Hingga kemarin maka tujuh hari sudah Lilis menjalani perawatan di RSI Siti Asiyah. Serangkaian pemeriksaan medis juga telah dia jalaninya, termasuk pemeriksaan laboratorium. Hasilnya, Lilis harus mendapatkan transfusi darah untuk mengembalikan kadar haemoglobin (Hb).

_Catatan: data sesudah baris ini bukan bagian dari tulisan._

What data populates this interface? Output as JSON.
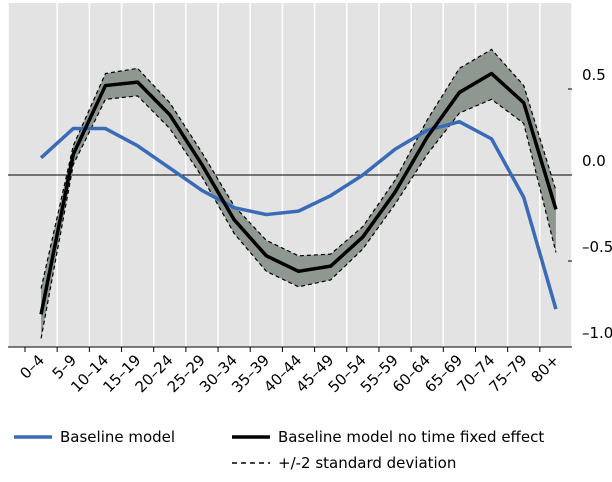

Kesulitan kembali dihadapi Sa'i. Pihak rumah sakit tidak memiliki ketersediaaan darah untuk Lilis, dan terpaksa harus mendapatkannya di PMI. Sa'i mengatakan, betapa pun kesulitan dia hadapi, dirinya tetap berupaya mencari darah golongan O. Meski untuk itu, lanjut Sa’i, dia harus mengeluarkan biaya tidak sedikit.
’’Saya meminjam uang dari saudara dan tetangga untuk mendapatkan darah. Saat itu, saya mengeluarkan biaya Rp 1 juta, dan mendapat empat kantong (sampul) darah," tutur Sa'i.
Mendapatkan kenyataan tersebut, Sa'i kembali mencemaskan biaya yang nanti tetap harus dia keluarkan jika Lilis terus menjalani perawatan. Untuk itu, dikatakannya, dia berniat membawa pulang Lilis setelah menghabiskan sisa transfusi darah yang sedang dijalani saat ini.
’’Meski pihak rumah sakit membebaskan biaya perawatan, namun untuk kebutuhan sehari-hari saya dan keluarga sangat kesulitan. Sekarang aja selama menunggui Lilis di sini, untuk makan sehari-hari saya mengandalkan kiriman dari keluarga yang datang menjenguk," tutur Sa'i.
Sejak Lilis dirawat, Sa'i dan istrinya terus menemani di rumah sakit. Praktis, sumber ekonomi keluarga mereka pun terhenti. ’’Kasihan anak-anak di rumah. Selama saya dan istri disini, mereka tinggal bersama neneknya," ucap Sa'i. (*).Radar Tegal.